Like usual, I turned to Google trying to figure out what these symptoms were pointing to.
Oh my goodness, night sweats are a sign of lymphoma! So is easily bruising…where are all of the massive bruises coming from?!
All of this brought me to tears constantly. I was irritable with my boys over the smallest things. Any time I would think about this mole and all of the other issues I was experiencing, I would crumble. It all utterly consumed my mind for months at this point. I couldn’t talk to my husband about it anymore because he was just so tired of hearing about it and kept telling me that it was probably nothing. I wanted to believe him. I felt out of my mind crazy, you guys.
Then in early November, the day finally came for my appointment with the dermatologist.
As I was driving to my appointment, I just began singing the Bridge to Housefires “Good, Good Father” over and over.
“You are perfect in all of Your ways…to us…”
As I sat in the exam room, in my gown and socks, I felt God’s peace for the first time in many, many weeks. The doctor was so friendly and reassuring. She was confident that the reason my mole was growing was because of the fluctuation of hormones my body has been exposed to for over a year with pregnancy and now nursing.

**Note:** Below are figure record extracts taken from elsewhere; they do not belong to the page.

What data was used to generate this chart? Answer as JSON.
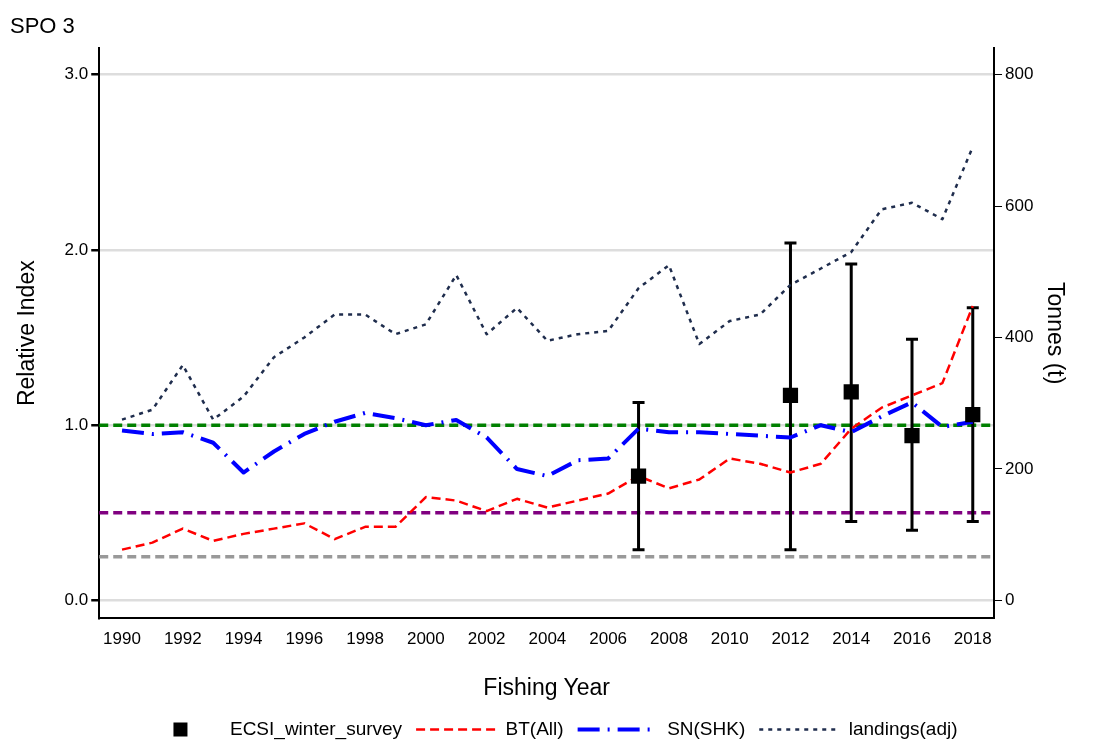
{
  "chart_data": {
    "type": "line",
    "title": "SPO 3",
    "xlabel": "Fishing Year",
    "ylabel": "Relative Index",
    "y2label": "Tonnes (t)",
    "x": [
      1990,
      1991,
      1992,
      1993,
      1994,
      1995,
      1996,
      1997,
      1998,
      1999,
      2000,
      2001,
      2002,
      2003,
      2004,
      2005,
      2006,
      2007,
      2008,
      2009,
      2010,
      2011,
      2012,
      2013,
      2014,
      2015,
      2016,
      2017,
      2018
    ],
    "series": [
      {
        "name": "ECSI_winter_survey",
        "type": "scatter",
        "marker": "square",
        "color": "#000000",
        "x": [
          2007,
          2012,
          2014,
          2016,
          2018
        ],
        "values": [
          0.71,
          1.17,
          1.19,
          0.94,
          1.06
        ],
        "errors": [
          [
            0.29,
            1.13
          ],
          [
            0.29,
            2.04
          ],
          [
            0.45,
            1.92
          ],
          [
            0.4,
            1.49
          ],
          [
            0.45,
            1.67
          ]
        ]
      },
      {
        "name": "BT(All)",
        "line_style": "dashed",
        "color": "#ff0000",
        "values": [
          0.29,
          0.33,
          0.41,
          0.34,
          0.38,
          0.41,
          0.44,
          0.35,
          0.42,
          0.42,
          0.59,
          0.57,
          0.51,
          0.58,
          0.53,
          0.57,
          0.61,
          0.71,
          0.64,
          0.69,
          0.81,
          0.78,
          0.73,
          0.78,
          0.98,
          1.1,
          1.17,
          1.24,
          1.68
        ]
      },
      {
        "name": "SN(SHK)",
        "line_style": "dashdot",
        "color": "#0000ff",
        "values": [
          0.97,
          0.95,
          0.96,
          0.9,
          0.73,
          0.85,
          0.95,
          1.02,
          1.07,
          1.04,
          1.0,
          1.03,
          0.93,
          0.75,
          0.71,
          0.8,
          0.81,
          0.98,
          0.96,
          0.96,
          0.95,
          0.94,
          0.93,
          1.0,
          0.96,
          1.05,
          1.13,
          0.99,
          1.02
        ]
      },
      {
        "name": "landings(adj)",
        "line_style": "dotted",
        "axis": "y2",
        "color": "#1f2d4d",
        "values": [
          275,
          290,
          358,
          275,
          310,
          370,
          400,
          435,
          435,
          405,
          420,
          495,
          405,
          445,
          395,
          405,
          410,
          475,
          510,
          390,
          425,
          435,
          480,
          505,
          530,
          595,
          605,
          580,
          690
        ]
      }
    ],
    "xlim": [
      1989.25,
      2018.7
    ],
    "xticks": [
      1990,
      1992,
      1994,
      1996,
      1998,
      2000,
      2002,
      2004,
      2006,
      2008,
      2010,
      2012,
      2014,
      2016,
      2018
    ],
    "ylim": [
      -0.1,
      3.15
    ],
    "yticks": [
      {
        "value": 0,
        "label": "0.0"
      },
      {
        "value": 1,
        "label": "1.0"
      },
      {
        "value": 2,
        "label": "2.0"
      },
      {
        "value": 3,
        "label": "3.0"
      }
    ],
    "y2lim": [
      -27,
      840
    ],
    "y2ticks": [
      0,
      200,
      400,
      600,
      800
    ],
    "ref_lines": [
      {
        "axis": "y",
        "value": 1,
        "color": "#008000",
        "line_style": "dashed"
      },
      {
        "axis": "y",
        "value": 0.5,
        "color": "#800080",
        "line_style": "dashed"
      },
      {
        "axis": "y",
        "value": 0.25,
        "color": "#999999",
        "line_style": "dashed"
      }
    ],
    "grid": "y",
    "legend": "bottom",
    "marker": "none"
  }
}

She took a look at it with her microscope and told me she was not alarmed, but would like to remove it for my peace of mind in a month. I felt such a weight lifted and joy flood my heart!

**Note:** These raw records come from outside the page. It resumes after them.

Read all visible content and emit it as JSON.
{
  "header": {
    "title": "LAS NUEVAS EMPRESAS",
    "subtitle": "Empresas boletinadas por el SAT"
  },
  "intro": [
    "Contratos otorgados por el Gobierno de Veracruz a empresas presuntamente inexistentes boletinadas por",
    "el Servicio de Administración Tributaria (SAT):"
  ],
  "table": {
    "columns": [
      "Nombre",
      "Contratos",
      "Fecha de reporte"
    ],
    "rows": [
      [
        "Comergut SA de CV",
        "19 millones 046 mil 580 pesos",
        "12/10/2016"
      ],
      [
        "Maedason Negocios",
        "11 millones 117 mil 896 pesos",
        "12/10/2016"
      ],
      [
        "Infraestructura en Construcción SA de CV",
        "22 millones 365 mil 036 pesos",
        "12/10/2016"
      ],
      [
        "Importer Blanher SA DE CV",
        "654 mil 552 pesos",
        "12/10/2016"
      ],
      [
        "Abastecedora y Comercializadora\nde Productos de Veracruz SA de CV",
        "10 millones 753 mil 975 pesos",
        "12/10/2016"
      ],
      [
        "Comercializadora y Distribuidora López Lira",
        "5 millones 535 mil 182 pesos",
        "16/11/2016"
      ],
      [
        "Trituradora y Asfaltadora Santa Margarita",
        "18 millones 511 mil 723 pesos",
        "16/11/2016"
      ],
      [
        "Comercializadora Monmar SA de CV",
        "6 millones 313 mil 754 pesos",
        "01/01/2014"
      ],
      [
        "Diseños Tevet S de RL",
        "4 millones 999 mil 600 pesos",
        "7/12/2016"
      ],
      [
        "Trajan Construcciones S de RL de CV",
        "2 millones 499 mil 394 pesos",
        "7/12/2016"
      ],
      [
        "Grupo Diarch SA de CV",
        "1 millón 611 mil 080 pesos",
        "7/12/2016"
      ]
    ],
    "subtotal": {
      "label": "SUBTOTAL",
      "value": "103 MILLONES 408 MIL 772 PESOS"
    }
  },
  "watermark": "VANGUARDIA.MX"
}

But when I came home, the enemy began to whisper: “But what if they still find something once they send it to the lab?” And “what about all this pain you have had around your lymph nodes and chest?”
For the first time during all of this, I took the thoughts captive and cast them down, bringing them to Jesus.
Then exactly a week later, while I was taking the dog out, my underarms started hurting all of a sudden. I went to rub them and felt this huge lump.
My heart sank. Why would my lymph nodes under my arms be swollen?